秋桑说道:“凑巧罢了,飞船坠毁只有我们活下来了。”
医生说道:“那可真是凑巧啊,凑巧只有你们两人活下来,凑巧你愿意风尘仆仆来为他求医,更凑巧从头到尾你始终把他护在身后。真是凑巧啊。”
秋桑被说得哑口无言,只得皱眉说道:“这么油嘴滑舌的,真怀疑你会不会看病。”
医生笑道:“我会不会看病无需你操心,不妨你先看看自己够不够付账。”悠然答话之时,他的手倒没停下,游鱼似地游到盲眼青年的掌中,便十指相扣握在了一起。
秋桑说道:“你既然知道我是总督,难道还怕我讨……”他蓦地发现口袋里一空,原本放着的空间传送器已不翼而飞,急忙问道:“你什么时候偷的?”
医生把玩着如同钢笔一般细长传送器,答道:“就在刚才从你身边经过的时候,这是个新鲜东西,我之前没见过,就顺手拿来玩玩。这是什么玩具啊?”
秋桑下意识瞥了眼阿森,说道:“这是空间传送器,不过已经没能源了,你喜欢就送给你了。”
阿森的目光轻轻地在秋桑脸上一点,又迅速地滑开,转而凝视着医生说道:“医生你是不是之前逃走的星际海盗米洛·杨?”
医生的笑意骤然冷却,似笑非笑道:“你说什么?”他的手迅速伸到身后似是要拔枪了,秋桑则抢先一步以枪口点住汶君以示威胁。这剑拔弩张的气氛汶君自然也有察觉,但面上依旧带笑,轻身细语说道:“不知道你对这个名字了解多少?”

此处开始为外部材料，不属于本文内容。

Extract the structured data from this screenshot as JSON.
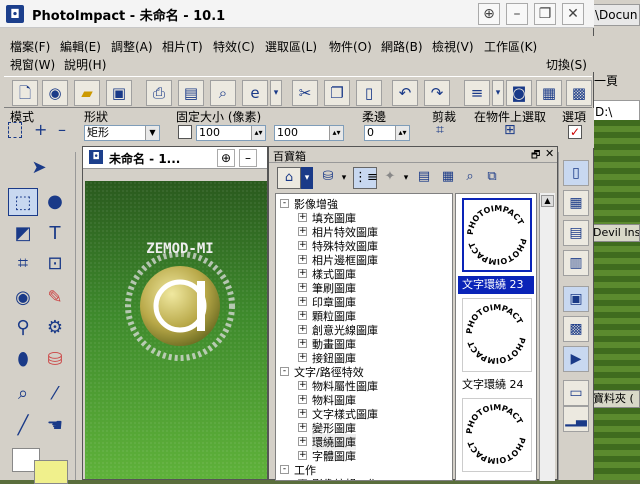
{
  "window": {
    "title": "PhotoImpact - 未命名 - 10.1"
  },
  "background": {
    "address_text": "\\Docun",
    "page_label": "一頁",
    "drive_text": "D:\\",
    "row_text_1": "Devil Insid",
    "row_text_2": "寶料夾 ("
  },
  "menu": {
    "row1": [
      "檔案(F)",
      "編輯(E)",
      "調整(A)",
      "相片(T)",
      "特效(C)",
      "選取區(L)",
      "物件(O)",
      "網路(B)",
      "檢視(V)",
      "工作區(K)"
    ],
    "row2": [
      "視窗(W)",
      "說明(H)"
    ],
    "switch_label": "切換(S)"
  },
  "attributes": {
    "mode_label": "模式",
    "shape_label": "形狀",
    "shape_value": "矩形",
    "fixed_size_label": "固定大小 (像素)",
    "width_value": "100",
    "height_value": "100",
    "soft_edge_label": "柔邊",
    "soft_edge_value": "0",
    "crop_label": "剪裁",
    "select_on_object_label": "在物件上選取",
    "options_label": "選項"
  },
  "document": {
    "title": "未命名 - 1...",
    "logo_text": "ZEMOD-MI"
  },
  "palette": {
    "title": "百寶箱",
    "tree": [
      {
        "label": "影像增強",
        "level": 0,
        "sign": "-"
      },
      {
        "label": "填充圖庫",
        "level": 1,
        "sign": "+"
      },
      {
        "label": "相片特效圖庫",
        "level": 1,
        "sign": "+"
      },
      {
        "label": "特殊特效圖庫",
        "level": 1,
        "sign": "+"
      },
      {
        "label": "相片邊框圖庫",
        "level": 1,
        "sign": "+"
      },
      {
        "label": "樣式圖庫",
        "level": 1,
        "sign": "+"
      },
      {
        "label": "筆刷圖庫",
        "level": 1,
        "sign": "+"
      },
      {
        "label": "印章圖庫",
        "level": 1,
        "sign": "+"
      },
      {
        "label": "顆粒圖庫",
        "level": 1,
        "sign": "+"
      },
      {
        "label": "創意光線圖庫",
        "level": 1,
        "sign": "+"
      },
      {
        "label": "動畫圖庫",
        "level": 1,
        "sign": "+"
      },
      {
        "label": "接鈕圖庫",
        "level": 1,
        "sign": "+"
      },
      {
        "label": "文字/路徑特效",
        "level": 0,
        "sign": "-"
      },
      {
        "label": "物料屬性圖庫",
        "level": 1,
        "sign": "+"
      },
      {
        "label": "物料圖庫",
        "level": 1,
        "sign": "+"
      },
      {
        "label": "文字樣式圖庫",
        "level": 1,
        "sign": "+"
      },
      {
        "label": "變形圖庫",
        "level": 1,
        "sign": "+"
      },
      {
        "label": "環繞圖庫",
        "level": 1,
        "sign": "+",
        "selected": true
      },
      {
        "label": "字體圖庫",
        "level": 1,
        "sign": "+"
      },
      {
        "label": "工作",
        "level": 0,
        "sign": "-"
      },
      {
        "label": "影像編輯工作",
        "level": 1,
        "sign": "+"
      }
    ],
    "gallery": [
      {
        "label": "文字環繞 23",
        "text": "PHOTOIMPACT",
        "selected": true
      },
      {
        "label": "文字環繞 24",
        "text": "PHOTOIMPACT",
        "selected": false
      },
      {
        "label": "",
        "text": "PHOTOIMPACT",
        "selected": false
      }
    ]
  },
  "colors": {
    "selection": "#0a24b8",
    "canvas_green": "#3e8a2c",
    "accent_blue": "#1a3a88"
  }
}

阿森平静说道:“三年前被全星系通缉的星际海盗米洛·杨被上将竹闻逮捕,但在押送他去法庭接受审判的途中,他劫持了一名人质趁乱逃出。他抓走的人是当时的后勤部长的小儿子林汶君,然后两人就再无音讯了。”
米洛·杨将兜帽放下,露出一张成熟男子的脸,棕发蓝眼,蓄有薄须,英俊中稍带成熟男人的风霜之色。他略一思索,说道:“你现在有求于我,却敢说出这样的话,就没想过我怀恨在心不治你吗?”
阿森淡淡道:“想过。”
林汶君柔声道:“那你还是要说,这么说是要提醒我们了。你是不是担心这位提督先生已经先一步认出我们,所以才一定要点明来提醒我们?”
阿森点点头。
米洛·杨仰着头,朗声大笑道:“你可真是个好人啊,不过别担心,我可不敢不治你,你的提督情人从头到尾都把手按在枪上,要是我敢摇一摇头,他大概就要把我们就地枪决,再一把火烧了这里。”